Dalby admires Naughten's portraits for their attention to detail. He is upset when I refer to the uniforms as 'costumes'. "Costume infers fancy dress and apart from the shallowest of us – no one wears any of these uniforms as fancy dress. They are representations of people who contributed to history". His fellow re-enactors strive for high standards in all areas of portrayal, whether they are performing for the public or engaged in private combat. He admits, though, that enthusiasts "come in a variety of flavours". There are the "old hands", who are "true Living Historians who know their stuff and take time to get their portrayal looking right" and who often prefer to stage private events so they can immerse themselves in a chosen time and place as accurately as possible. Some of these might be 'garb snarks' who pick out inaccuracies in the historical clothing.There are 'walts', named for Thurber's Walter Mitty i.e. someone who fantasises about a life much more exciting than their own. There are also weekend enthusiasts "who look good, but have foibles because they don't read or study in any depth". And finally there are the "promenaders"; those who "just go out of a weekend for a good time and to have a laugh" – the furbs as they otherwise known, who come for a beer and a bash.

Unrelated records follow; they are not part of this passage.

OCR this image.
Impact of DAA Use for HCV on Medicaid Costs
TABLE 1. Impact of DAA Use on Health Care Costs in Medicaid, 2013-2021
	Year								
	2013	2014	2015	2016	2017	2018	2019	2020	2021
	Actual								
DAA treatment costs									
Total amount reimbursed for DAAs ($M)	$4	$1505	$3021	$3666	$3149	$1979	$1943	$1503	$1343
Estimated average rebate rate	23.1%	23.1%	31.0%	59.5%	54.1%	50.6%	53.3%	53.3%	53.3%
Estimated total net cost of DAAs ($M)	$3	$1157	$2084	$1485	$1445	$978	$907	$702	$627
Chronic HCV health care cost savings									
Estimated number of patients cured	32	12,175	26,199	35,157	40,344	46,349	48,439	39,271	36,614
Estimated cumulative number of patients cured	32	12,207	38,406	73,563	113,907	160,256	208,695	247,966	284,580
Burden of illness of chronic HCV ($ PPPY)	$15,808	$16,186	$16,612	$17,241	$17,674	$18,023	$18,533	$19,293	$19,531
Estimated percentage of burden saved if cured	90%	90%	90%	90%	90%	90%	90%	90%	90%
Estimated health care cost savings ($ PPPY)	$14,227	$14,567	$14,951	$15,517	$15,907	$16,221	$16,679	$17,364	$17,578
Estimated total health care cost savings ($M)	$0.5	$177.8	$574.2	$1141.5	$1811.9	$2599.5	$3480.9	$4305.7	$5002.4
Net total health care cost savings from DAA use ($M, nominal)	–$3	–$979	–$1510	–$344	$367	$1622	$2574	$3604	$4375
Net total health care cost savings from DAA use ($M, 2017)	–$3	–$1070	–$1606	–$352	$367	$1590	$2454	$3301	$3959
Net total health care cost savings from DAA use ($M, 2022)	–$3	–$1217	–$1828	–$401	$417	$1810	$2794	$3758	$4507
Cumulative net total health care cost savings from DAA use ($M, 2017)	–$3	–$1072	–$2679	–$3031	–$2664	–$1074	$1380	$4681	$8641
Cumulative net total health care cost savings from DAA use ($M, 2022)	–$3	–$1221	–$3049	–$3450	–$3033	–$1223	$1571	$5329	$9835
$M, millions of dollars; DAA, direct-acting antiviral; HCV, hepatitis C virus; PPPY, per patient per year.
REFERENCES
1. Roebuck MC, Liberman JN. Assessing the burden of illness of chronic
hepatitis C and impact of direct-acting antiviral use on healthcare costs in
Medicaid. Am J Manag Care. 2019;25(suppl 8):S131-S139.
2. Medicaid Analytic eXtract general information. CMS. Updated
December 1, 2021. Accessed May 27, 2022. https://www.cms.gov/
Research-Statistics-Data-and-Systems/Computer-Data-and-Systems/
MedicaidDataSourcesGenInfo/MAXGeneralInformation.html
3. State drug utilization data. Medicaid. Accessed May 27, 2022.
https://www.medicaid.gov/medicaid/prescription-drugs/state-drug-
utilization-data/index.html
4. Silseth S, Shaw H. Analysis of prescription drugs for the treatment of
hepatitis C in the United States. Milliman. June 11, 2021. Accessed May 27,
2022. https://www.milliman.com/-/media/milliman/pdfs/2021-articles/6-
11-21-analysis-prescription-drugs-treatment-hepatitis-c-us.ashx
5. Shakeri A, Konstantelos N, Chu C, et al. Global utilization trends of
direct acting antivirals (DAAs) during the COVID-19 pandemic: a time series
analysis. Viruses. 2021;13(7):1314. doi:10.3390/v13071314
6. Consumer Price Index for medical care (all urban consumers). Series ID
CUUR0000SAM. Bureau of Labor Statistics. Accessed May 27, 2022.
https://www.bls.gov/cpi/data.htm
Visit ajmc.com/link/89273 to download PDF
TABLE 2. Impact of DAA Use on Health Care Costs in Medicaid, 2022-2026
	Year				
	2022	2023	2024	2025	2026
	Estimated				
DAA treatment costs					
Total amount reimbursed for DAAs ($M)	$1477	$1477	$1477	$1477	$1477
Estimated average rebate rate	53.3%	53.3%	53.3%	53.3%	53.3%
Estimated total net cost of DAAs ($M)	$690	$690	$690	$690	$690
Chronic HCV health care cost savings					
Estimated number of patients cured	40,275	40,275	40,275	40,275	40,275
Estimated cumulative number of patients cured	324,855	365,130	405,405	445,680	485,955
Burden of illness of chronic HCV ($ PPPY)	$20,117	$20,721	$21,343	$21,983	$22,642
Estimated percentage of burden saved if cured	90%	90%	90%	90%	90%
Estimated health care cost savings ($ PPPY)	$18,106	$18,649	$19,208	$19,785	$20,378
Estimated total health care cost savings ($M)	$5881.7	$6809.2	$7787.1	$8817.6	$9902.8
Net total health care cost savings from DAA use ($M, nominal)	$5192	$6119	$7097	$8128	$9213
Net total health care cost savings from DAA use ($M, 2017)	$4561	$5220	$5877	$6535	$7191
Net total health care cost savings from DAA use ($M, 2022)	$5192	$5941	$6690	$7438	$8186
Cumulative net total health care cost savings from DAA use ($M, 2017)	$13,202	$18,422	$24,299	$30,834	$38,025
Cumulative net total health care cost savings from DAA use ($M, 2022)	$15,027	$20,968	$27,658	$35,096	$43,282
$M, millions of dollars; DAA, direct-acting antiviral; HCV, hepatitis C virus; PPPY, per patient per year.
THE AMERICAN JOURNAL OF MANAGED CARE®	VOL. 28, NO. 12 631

"Our members have many reasons for joining the group. Some have a keen historical interest in WWII, some have interest in the weapons and tactics used, others join for the 'Kameradschaft', but the main aim is to share knowledge about the conflict and the soldiers that fought in it. The furthest thing from an Axis Re-enactor's mind is rekindling the flames of racism, genocide and hatred. And we all know there are people out there who don't wear Swastikas yet are capable of being bigots".
The landmark Richard Avedon series of 1979 on which Naughten based his aesthetic, is beautifully pertinent to any uneasy feelings we might entertain. 'In the American West' lavished attention equally upon unknown and often ignored groups: miners, waitresses, drifters, slaughterhouse workers, asylum patients. Making no apologies for shattering stereotypes, Avedon said, "I'm looking for a new definition of a photographic portrait. I'm looking for people who are surprising -heartbreaking-or beautiful in a terrifying way. Beauty that might scare you to death until you acknowledge it as part of yourself."